Admittedly, I am very jaded to Christmas because I worked retail many years. And, since I refuse to go to a mall during this time - unless it is a practically deserted mall, I rarely encounter this.

I also have the advantage of growing up with people who have always respected that nothing in life is certain - not even having a family.

Now, granted, I am hopped up on some really strong fertility drugs and may be taking this wrong, but one fo my pet peeves is calling a cultural holiday, Christmas, a Christian holiday. (I know, I have an insane need for historical accuracy about some things.)

Pax,

MLO

Sunny said...

So well said. Last year I couldn't celebrate it at all. I did with my family but only for show. No tree or music at my house. Church was hard and I tried not to go. It was just too hard. In fact someone said, Think of the real meaning of Christmas and move on. Well the real meaning of Christmas is about a baby. HURTS!

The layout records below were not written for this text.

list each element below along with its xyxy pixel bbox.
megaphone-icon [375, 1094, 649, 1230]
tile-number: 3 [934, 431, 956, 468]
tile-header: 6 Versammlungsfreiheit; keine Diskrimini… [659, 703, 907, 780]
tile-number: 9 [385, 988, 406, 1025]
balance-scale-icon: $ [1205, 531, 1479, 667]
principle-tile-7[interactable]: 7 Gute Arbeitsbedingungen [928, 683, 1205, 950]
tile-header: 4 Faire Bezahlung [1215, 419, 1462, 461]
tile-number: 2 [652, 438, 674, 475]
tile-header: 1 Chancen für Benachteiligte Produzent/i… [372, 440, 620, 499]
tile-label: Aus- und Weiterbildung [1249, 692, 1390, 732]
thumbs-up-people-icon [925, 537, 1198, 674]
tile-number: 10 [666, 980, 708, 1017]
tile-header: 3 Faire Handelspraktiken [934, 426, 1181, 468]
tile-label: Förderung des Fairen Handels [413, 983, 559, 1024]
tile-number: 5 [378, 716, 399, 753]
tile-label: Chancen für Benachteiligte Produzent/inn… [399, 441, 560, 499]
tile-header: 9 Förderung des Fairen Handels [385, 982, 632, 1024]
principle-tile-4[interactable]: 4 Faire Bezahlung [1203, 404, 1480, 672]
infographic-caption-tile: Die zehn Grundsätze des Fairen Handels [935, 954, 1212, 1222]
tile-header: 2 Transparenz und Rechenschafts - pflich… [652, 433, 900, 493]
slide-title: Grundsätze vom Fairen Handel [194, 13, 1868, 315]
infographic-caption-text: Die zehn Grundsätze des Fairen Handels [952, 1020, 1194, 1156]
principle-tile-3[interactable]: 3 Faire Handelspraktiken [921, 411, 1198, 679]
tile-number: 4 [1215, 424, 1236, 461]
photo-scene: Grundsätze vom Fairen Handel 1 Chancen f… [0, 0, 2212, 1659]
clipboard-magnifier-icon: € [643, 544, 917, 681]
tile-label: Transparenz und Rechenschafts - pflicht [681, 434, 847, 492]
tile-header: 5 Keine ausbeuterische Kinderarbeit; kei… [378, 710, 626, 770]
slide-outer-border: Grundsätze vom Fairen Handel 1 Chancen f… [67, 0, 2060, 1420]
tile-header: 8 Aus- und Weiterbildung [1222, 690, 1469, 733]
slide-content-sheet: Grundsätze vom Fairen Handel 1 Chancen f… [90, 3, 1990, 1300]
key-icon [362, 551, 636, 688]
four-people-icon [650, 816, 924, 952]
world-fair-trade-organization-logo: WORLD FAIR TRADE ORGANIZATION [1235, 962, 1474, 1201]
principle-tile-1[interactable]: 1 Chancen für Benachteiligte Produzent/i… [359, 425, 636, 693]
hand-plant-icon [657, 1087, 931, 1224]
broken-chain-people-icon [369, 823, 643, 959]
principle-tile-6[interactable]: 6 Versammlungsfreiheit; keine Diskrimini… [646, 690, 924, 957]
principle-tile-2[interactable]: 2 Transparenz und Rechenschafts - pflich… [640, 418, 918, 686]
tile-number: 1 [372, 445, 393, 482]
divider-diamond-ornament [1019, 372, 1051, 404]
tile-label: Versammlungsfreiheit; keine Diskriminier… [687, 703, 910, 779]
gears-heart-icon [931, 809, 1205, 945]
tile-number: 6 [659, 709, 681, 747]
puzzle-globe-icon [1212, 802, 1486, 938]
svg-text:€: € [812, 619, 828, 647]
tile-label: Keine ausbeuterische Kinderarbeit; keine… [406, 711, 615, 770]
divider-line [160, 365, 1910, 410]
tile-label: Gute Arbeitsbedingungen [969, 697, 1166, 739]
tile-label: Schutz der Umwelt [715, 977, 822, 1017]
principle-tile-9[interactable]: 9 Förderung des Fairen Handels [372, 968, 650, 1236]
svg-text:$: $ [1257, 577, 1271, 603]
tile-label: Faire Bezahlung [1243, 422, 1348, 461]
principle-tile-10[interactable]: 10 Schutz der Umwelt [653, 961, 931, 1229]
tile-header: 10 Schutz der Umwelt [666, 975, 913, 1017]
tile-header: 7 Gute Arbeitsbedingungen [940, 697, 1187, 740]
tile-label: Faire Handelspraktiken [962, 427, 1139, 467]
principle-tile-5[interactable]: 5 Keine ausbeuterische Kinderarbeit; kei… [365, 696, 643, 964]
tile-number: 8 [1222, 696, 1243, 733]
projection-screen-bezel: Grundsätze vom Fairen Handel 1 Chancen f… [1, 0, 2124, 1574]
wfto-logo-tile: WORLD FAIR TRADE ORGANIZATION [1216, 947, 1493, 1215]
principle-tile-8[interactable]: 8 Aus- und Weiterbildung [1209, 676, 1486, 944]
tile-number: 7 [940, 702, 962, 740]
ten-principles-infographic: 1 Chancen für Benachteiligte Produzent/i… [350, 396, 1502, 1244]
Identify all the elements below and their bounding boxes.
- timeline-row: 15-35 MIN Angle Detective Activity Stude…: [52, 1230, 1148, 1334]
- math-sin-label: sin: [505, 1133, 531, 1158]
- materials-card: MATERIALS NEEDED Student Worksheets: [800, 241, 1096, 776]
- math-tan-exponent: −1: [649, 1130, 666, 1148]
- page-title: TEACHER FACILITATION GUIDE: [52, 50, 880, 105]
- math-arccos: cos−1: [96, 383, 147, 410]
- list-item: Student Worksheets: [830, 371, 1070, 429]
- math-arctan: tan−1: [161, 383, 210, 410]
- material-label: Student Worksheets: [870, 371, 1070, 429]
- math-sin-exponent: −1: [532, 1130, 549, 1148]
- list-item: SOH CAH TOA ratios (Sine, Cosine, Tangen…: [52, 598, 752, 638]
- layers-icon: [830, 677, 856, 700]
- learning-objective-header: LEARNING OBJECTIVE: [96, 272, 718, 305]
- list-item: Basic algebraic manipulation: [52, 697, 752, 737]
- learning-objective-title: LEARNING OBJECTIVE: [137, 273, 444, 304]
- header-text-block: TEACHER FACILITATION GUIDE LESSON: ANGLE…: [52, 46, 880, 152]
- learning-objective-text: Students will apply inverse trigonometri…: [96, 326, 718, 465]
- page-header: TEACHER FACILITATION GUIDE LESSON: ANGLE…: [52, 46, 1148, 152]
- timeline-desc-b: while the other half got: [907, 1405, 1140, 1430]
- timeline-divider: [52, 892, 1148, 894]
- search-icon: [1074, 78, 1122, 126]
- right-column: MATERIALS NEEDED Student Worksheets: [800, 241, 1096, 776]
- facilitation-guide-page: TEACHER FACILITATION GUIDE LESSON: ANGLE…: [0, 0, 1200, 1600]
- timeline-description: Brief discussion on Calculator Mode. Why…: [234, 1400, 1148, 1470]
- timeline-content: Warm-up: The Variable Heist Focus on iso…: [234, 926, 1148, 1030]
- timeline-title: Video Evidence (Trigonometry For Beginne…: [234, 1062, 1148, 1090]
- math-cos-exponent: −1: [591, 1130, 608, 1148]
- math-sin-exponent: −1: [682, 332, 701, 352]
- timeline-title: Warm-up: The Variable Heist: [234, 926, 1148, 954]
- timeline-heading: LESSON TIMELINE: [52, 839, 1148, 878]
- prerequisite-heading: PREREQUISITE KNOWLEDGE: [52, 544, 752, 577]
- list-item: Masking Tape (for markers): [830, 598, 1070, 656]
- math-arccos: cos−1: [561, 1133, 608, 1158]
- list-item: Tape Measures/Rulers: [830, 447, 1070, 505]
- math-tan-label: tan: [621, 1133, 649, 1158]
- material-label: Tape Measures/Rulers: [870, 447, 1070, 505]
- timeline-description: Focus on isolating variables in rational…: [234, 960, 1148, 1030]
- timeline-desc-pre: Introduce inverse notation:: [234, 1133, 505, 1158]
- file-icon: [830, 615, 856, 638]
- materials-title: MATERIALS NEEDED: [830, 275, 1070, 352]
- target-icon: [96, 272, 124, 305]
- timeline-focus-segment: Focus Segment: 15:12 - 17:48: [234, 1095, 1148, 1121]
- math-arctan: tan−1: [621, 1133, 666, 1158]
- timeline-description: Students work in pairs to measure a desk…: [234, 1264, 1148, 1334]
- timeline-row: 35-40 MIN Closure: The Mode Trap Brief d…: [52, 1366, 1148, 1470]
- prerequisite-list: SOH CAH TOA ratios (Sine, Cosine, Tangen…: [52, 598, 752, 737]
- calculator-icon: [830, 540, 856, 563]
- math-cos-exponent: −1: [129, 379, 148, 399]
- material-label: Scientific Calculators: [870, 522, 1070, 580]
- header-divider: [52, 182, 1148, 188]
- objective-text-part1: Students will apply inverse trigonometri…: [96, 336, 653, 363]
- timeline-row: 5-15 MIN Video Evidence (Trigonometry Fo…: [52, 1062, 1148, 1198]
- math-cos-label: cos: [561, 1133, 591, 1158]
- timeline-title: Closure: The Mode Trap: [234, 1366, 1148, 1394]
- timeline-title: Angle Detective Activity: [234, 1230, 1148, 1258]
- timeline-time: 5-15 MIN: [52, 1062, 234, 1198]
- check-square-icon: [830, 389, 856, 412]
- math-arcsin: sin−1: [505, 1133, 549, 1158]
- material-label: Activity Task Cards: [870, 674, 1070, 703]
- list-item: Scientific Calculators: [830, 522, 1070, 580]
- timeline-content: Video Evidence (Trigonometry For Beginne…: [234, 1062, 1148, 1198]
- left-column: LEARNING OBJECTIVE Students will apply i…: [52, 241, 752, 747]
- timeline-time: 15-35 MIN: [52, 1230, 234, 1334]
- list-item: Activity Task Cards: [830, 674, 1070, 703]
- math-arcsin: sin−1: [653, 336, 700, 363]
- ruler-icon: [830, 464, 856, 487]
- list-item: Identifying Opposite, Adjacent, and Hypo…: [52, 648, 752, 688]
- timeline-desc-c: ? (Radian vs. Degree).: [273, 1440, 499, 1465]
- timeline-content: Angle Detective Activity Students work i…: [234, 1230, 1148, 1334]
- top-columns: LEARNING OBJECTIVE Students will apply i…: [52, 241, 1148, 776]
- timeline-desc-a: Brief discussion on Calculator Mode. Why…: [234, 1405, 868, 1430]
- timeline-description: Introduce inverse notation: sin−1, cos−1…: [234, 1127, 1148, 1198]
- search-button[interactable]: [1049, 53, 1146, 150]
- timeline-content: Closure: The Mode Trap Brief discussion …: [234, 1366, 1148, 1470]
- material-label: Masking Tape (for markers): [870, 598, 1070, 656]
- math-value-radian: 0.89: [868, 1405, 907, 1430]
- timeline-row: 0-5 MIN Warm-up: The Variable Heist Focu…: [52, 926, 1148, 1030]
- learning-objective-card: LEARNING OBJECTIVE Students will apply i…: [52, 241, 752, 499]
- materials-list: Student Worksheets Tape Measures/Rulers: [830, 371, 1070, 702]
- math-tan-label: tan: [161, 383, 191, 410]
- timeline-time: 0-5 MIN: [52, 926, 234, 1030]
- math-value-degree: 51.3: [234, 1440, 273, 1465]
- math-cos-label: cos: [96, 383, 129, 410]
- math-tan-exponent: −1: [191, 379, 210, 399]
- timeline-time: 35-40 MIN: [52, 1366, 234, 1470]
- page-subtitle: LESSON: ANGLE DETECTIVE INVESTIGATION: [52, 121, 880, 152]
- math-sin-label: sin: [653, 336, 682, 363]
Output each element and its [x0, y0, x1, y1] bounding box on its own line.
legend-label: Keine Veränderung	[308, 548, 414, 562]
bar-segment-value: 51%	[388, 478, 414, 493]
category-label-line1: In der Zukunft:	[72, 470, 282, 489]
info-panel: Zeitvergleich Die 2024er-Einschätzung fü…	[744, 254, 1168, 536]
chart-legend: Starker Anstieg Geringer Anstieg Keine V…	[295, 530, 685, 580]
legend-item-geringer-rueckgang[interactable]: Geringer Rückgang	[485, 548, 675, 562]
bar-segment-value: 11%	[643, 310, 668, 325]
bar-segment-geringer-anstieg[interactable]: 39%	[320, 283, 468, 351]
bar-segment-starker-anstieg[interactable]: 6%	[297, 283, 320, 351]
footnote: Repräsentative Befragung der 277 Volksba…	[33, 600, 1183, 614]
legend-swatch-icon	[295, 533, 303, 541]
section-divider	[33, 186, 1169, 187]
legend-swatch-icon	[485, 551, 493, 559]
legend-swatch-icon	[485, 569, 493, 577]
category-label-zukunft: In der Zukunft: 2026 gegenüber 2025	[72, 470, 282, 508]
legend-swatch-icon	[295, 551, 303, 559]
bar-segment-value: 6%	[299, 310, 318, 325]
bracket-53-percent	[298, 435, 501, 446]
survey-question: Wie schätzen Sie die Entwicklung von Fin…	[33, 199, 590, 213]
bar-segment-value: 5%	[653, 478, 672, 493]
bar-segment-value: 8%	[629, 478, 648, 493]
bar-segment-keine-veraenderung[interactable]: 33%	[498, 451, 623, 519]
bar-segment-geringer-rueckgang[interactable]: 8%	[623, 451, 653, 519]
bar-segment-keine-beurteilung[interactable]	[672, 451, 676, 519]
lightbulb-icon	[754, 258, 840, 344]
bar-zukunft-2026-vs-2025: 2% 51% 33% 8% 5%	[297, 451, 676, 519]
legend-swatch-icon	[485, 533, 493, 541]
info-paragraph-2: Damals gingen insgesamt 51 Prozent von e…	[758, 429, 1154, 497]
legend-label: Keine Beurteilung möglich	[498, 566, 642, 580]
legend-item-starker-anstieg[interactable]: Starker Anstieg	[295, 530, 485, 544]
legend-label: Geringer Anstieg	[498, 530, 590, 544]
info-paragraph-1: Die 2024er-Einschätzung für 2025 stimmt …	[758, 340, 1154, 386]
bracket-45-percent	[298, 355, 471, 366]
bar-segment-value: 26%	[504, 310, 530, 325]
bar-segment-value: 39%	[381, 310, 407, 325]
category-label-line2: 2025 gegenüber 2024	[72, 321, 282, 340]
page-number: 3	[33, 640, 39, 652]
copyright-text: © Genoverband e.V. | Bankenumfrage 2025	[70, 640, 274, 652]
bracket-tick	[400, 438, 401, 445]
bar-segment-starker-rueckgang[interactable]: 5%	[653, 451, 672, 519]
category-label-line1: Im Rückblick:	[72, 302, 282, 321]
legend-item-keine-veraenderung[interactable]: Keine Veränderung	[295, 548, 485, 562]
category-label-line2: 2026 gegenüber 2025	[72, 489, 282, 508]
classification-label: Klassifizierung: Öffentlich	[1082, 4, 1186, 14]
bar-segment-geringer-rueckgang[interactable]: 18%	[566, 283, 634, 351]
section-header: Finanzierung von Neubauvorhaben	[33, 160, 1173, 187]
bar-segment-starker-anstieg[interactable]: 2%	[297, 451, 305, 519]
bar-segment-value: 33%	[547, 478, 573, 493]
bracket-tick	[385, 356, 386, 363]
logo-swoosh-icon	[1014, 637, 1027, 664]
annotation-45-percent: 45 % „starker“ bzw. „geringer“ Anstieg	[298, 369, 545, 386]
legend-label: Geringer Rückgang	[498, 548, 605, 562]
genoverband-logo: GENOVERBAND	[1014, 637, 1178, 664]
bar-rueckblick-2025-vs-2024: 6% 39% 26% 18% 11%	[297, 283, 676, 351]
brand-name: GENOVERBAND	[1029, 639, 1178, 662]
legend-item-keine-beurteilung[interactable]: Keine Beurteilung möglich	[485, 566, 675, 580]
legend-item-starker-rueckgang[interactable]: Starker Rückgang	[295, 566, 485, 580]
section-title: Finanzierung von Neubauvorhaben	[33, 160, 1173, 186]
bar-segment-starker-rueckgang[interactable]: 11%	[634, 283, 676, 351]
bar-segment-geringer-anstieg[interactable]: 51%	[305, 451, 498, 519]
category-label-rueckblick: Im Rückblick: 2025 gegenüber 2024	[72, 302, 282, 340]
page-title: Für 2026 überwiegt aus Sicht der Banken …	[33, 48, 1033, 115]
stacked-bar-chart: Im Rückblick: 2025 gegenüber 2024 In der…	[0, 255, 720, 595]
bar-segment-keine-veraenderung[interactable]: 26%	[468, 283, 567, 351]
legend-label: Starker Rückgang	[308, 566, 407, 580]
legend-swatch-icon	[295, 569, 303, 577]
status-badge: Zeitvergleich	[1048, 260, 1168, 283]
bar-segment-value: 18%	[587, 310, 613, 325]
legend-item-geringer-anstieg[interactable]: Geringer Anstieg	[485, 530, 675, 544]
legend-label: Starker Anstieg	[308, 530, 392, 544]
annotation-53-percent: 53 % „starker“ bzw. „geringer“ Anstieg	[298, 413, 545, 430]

This year I am in a better place. It still stings. I will celebrate. I will have my tree. There will be music but it will still hurt. I am making cookies tonight, for the dc exchange, and I just can't make myself turn on the Christmas music. I am just not ready yet.

With all that said, GREAT POST!

Malky B. said...

Jewish holidays are difficult as well for couples without children. Simchas Torah is definitely all about the children and dancing with them. Chanukah's also focused on children primarily with family get togethers and presents for the kids. Purim as well - all about kids dressing up. It's hard for all of us no matter what holidays we celebrate.